I guess it is always a balance - I certainly agree that not thinking big
enough can be detrimental, but what I've found recently is that the small
successes I'm having are triggering off some thoughts that are months or years
away if they even ever happen, and I think taking too long to think about
things like that is not productive - it almost certainly won't happen the way
you're thinking it will, and it is time you are spending when you could be
doing valuable customer or product development.

Love your point about not having your idea of success set in stone. I agree
it's very good to be open-minded so you can take advantages of opportunities
you might not have seen coming. That could well be another reason not to think
too much about your own ambitious thoughts, since the more you think about
them the more likely you are to have your mind set on that "success" and not
grab other opportunities when they arise.

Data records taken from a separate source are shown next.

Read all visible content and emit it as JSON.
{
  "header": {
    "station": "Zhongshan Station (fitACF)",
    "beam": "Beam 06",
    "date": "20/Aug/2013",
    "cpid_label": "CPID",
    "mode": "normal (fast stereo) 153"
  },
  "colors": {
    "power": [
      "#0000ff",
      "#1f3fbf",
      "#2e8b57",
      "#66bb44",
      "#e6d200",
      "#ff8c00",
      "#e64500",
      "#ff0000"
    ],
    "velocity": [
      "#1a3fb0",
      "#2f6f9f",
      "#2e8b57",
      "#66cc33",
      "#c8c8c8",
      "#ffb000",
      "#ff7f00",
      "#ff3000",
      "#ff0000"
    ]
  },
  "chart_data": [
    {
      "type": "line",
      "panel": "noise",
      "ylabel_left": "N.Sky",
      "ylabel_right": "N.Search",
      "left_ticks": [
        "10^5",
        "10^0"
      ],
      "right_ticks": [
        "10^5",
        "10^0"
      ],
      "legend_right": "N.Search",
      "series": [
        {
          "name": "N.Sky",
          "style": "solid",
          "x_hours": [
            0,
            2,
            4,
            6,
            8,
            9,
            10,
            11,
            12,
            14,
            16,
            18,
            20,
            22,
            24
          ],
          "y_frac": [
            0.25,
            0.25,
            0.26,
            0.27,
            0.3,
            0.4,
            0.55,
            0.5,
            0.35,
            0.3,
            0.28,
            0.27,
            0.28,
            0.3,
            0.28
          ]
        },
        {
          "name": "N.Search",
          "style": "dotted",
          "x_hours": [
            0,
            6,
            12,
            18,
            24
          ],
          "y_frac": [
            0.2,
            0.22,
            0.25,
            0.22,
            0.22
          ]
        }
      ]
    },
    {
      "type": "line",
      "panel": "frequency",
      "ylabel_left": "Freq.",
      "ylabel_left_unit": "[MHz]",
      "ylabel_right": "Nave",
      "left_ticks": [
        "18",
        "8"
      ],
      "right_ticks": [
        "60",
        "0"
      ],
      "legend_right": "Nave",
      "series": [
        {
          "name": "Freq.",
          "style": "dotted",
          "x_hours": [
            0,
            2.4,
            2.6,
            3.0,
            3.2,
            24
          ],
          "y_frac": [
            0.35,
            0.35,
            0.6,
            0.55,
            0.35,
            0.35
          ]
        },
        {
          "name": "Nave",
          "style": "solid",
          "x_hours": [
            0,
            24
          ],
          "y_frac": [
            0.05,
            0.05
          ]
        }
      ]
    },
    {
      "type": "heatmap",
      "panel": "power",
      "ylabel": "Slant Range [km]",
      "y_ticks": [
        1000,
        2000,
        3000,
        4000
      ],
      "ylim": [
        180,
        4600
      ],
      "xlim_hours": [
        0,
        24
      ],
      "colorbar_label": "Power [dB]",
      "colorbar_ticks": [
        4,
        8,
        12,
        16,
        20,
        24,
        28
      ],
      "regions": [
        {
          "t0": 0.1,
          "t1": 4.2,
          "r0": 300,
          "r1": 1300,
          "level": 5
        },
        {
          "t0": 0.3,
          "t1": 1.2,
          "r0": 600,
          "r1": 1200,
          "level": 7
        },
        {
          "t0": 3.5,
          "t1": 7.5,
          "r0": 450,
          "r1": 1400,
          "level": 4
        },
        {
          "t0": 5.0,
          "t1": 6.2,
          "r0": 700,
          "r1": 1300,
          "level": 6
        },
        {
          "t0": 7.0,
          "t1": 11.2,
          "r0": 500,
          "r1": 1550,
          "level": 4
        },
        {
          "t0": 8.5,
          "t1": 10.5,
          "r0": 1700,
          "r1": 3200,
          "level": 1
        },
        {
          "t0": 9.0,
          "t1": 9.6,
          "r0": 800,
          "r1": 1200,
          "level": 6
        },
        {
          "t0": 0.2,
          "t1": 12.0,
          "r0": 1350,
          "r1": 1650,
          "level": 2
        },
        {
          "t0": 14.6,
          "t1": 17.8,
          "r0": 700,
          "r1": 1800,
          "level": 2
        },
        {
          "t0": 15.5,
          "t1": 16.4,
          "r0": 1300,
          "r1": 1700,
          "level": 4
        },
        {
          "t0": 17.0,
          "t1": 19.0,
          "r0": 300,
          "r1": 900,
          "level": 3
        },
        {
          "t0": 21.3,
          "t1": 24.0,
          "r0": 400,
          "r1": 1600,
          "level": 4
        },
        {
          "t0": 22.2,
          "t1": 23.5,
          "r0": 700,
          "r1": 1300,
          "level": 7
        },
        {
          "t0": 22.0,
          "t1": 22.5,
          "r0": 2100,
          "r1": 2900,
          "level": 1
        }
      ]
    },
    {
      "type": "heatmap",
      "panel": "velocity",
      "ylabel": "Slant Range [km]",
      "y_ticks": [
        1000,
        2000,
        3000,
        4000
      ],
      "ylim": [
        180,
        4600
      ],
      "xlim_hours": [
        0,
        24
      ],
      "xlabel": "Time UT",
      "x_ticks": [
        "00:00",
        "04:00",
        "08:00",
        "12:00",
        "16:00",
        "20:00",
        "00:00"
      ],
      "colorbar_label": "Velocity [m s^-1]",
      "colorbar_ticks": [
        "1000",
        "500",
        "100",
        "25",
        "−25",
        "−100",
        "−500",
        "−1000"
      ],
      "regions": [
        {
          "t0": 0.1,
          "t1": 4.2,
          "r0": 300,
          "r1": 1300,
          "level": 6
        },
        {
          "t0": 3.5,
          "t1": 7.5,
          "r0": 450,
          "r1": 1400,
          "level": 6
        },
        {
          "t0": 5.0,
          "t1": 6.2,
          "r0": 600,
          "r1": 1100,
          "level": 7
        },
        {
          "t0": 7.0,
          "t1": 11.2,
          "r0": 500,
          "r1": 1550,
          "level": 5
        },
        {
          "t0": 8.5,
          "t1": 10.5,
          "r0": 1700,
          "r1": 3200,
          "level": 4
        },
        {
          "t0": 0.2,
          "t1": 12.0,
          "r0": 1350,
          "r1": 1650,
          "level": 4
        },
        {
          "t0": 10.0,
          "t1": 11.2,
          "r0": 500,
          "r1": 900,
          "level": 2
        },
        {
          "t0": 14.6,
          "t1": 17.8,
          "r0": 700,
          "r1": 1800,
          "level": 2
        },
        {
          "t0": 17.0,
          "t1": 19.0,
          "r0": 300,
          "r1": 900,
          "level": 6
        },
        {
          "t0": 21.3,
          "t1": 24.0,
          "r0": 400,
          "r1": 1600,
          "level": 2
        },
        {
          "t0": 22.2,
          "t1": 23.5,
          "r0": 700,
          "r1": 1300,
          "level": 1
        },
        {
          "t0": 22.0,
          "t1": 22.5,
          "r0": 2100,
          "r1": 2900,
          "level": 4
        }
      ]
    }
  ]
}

A very interesting subject overall I think - overall a balance is required. I
think it's perhaps a continual flip-flop of thinking ambitiously too much and
not enough until you find a nice medium which suits your own personality and
allows you to be productive whilst still staying motivated by where you could
get to.

------
Wolf_Larsen
Yes, well put.

It helps me to act like a robot. I put the Machinarium soundtrack on and treat
those oncoming emotions as voltage spikes and work at a steady level with my
hands shaking and a maniacal grin fighting it's way to visibility.

Another real problem with the spikes of excitement (besides the authors point
that it wastes time) is that the spike has to level out. Instead of working on
the project with a steady force, you sprint and crash which is ineffiecent for
our brains.

------
saadshamim
Glad to see I'm not alone in my "self defeating" thoughts